Se da un lato i dati, ai quali rimandiamo nell'articolo specifico, confermano la forte presenza femminile nelle aree umanistiche, educative e pedagogiche, dall’altro mostrano come nelle facoltà scientifiche – in particolare ingegneria e matematica – il divario rimanga evidente. Tuttavia, al di là dei numeri, l’incontro ha messo in luce un’evoluzione culturale: sempre più giovani scelgono il proprio percorso non solo sulla base delle prospettive economiche, ma anche considerando qualità della vita, relazioni professionali, equilibrio tra lavoro e tempo libero, impatto sociale della professione. Valori che, secondo i relatori, stanno contribuendo a scardinare stereotipi radicati. L’Università, hanno sottolineato i protagonisti della giornata, ha un ruolo decisivo nel favorire questo cambiamento, non solo attraverso l’orientamento ma anche tramite un’azione culturale che coinvolga famiglie, imprese e territori.
Salto culturale nelle aziende e nelle famiglie
Nel suo intervento, la rettrice di Unimore ha insistito sulla necessità di un cambiamento profondo, che parta dall’educazione e arrivi fino al mondo produttivo: “Nell’ambito dell’educazione stiamo lavorando molto su questo. Dobbiamo portare questa mentalità anche nelle aziende con cui collaboriamo. Le donne hanno una vita diversa, ma questa diversità deve essere considerata un’opportunità, non un limite”. Un concetto che il Rettore ha portato anche sul piano delle famiglie: ' Ancora oggi - ha detto -molte famiglie scoraggino le figlie dall’intraprendere percorsi scientifici:“Molto spesso le famiglie limitano l’accesso a certe facoltà per una questione di genere. La matematica e le materie STEM fanno paura agli studenti, ma ancora di più ai genitori.”
Ha poi sottolineato l’importanza della delega alla professoressa Elena Bassoli come referente per la parità di genere, un segnale forte in un dipartimento – ingegneria del veicolo – dove la presenza femminile è ancora molto bassa.
Rita Cucchiara ha raccontato anche episodi personali che mostrano quanto la mentalità sia ancora lontana dal cambiamento:
“Ancora oggi alcuni imprenditori faticano a chiamarmi ‘ingegnere’ o ‘rettore’ e preferiscono ‘signora’. Non è corretto: è il segno che c’è ancora molto da fare”.

Chiediamo allora proprio al rettore come può l’Università agire in modo sistemico per abbattere le barriere culturali.
“Sono state fatte molte sperimentazioni e attività, ma dal punto di vista programmatico l’orientamento è diventato per me una grandissima priorità.
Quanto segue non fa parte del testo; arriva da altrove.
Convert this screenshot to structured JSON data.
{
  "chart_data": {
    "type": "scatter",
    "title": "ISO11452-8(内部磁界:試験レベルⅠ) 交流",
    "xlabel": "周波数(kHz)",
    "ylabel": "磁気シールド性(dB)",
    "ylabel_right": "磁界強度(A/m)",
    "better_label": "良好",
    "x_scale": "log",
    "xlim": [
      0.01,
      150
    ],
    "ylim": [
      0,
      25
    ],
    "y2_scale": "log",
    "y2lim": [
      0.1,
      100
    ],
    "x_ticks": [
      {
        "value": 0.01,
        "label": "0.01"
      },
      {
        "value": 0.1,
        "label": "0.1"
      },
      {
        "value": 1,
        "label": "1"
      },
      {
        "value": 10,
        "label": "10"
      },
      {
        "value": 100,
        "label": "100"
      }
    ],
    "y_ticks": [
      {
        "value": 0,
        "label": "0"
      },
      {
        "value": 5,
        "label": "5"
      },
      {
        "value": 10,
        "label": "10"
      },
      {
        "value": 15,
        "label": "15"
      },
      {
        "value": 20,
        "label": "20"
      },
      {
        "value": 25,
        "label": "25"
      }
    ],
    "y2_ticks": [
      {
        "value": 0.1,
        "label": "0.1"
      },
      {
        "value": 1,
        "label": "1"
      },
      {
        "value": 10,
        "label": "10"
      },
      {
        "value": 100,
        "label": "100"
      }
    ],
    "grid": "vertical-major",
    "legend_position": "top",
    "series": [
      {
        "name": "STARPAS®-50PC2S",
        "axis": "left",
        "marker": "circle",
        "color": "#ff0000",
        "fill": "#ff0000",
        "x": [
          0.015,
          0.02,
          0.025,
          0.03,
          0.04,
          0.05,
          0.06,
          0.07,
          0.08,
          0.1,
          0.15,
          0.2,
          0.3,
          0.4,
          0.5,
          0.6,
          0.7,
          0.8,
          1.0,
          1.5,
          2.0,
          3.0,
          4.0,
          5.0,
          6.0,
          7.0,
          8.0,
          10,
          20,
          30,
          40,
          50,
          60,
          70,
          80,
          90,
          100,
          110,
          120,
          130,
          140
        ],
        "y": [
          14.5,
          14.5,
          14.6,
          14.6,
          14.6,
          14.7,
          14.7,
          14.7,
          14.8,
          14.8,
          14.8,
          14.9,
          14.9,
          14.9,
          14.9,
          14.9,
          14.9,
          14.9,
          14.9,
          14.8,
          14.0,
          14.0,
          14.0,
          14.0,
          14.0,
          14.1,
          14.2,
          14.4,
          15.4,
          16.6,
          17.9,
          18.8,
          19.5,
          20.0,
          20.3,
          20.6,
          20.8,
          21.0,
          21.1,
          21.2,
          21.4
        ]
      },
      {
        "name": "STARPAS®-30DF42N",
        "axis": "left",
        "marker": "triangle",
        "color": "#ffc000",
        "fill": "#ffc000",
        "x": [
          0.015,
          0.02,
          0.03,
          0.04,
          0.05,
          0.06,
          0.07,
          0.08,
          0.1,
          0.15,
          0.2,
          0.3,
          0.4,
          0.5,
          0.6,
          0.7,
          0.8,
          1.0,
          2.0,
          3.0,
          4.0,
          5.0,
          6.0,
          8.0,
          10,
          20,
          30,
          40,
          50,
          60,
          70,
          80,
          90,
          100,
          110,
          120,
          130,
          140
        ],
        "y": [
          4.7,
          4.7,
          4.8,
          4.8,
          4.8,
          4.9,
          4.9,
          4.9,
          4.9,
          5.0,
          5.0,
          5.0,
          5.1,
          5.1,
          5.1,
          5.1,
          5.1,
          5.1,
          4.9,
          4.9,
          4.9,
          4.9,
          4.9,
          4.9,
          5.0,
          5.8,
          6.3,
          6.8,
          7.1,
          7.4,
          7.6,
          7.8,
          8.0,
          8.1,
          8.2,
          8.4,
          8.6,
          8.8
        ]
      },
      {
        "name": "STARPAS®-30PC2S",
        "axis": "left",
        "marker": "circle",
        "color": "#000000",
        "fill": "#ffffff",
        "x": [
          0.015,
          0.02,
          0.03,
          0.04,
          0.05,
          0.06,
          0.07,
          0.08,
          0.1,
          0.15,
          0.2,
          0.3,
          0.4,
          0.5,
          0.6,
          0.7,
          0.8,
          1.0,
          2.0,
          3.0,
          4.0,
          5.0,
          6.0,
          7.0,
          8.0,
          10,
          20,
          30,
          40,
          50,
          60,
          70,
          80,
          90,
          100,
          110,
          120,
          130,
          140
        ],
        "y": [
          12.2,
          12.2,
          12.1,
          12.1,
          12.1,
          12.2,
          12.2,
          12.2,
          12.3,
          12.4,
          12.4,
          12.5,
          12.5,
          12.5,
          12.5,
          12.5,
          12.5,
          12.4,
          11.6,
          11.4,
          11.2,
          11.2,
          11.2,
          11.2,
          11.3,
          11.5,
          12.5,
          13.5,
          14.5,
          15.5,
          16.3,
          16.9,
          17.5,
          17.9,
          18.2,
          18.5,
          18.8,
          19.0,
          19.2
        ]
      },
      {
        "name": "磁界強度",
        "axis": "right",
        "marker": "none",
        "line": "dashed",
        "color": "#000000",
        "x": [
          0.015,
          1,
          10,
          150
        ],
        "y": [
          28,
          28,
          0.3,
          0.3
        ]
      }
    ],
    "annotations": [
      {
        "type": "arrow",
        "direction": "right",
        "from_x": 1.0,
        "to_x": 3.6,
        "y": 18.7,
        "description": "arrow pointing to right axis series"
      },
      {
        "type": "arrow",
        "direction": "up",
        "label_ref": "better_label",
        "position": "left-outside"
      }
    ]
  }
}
Finora l’orientamento si è rivolto alle scuole, andando direttamente dagli studenti. Nel prossimo futuro vogliamo organizzare attività anche per i genitori e per l’intera società.
Anche se ragazze e ragazzi di 19 anni sono maggiorenni, sappiamo che in Italia il peso della famiglia nelle scelte è ancora molto forte. Per questo dobbiamo educare tutti: famiglie, imprenditori, comunità. E dobbiamo farlo insieme. L’Università è assolutamente disponibile a costruire percorsi condivisi”.
La referente AlmaLaurea ha evidenziato come, negli ultimi dieci anni, le priorità dei giovani siano cambiate: “Il guadagno e la carriera restano importanti, ma crescono valori come il tempo per sé, la relazione con i colleghi, l’utilità sociale del lavoro. È un valore più sentito dalle donne, ma sempre più anche dagli uomini”.
Un cambiamento che, secondo la relatrice, conferma quanto detto dalla rettrice: “Le nuove generazioni stanno già camminando insieme”.
Anche lei ha richiamato il ruolo delle famiglie nel condizionare le scelte: “La matematica e le materie STEM fanno paura agli studenti, ma ancora di più ai genitori.
Nella parte conclusiva, la rettrice ha ribadito che la sfida è culturale: “Dobbiamo cambiare il concetto che esistano ruoli per le donne e ruoli per gli uomini. Siamo diversi, ma non abbiamo ruoli diversi nella società”.
Ha ricordato come anche nei percorsi educativi – dove la presenza femminile è schiacciante – si tratti di una scelta culturale, non naturale: “Dire ‘vai a fare la maestra’ è ancora un riflesso automatico. Ma non è meno valido per un uomo scegliere l’educazione, così come non è meno adatto per una donna scegliere ingegneria”.
Infine, uno sguardo al futuro: “Farò di tutto affinché passi il messaggio che c’è un’opportunità per tutti, qualunque sia il genere. È la nostra vita, non un’etichetta”.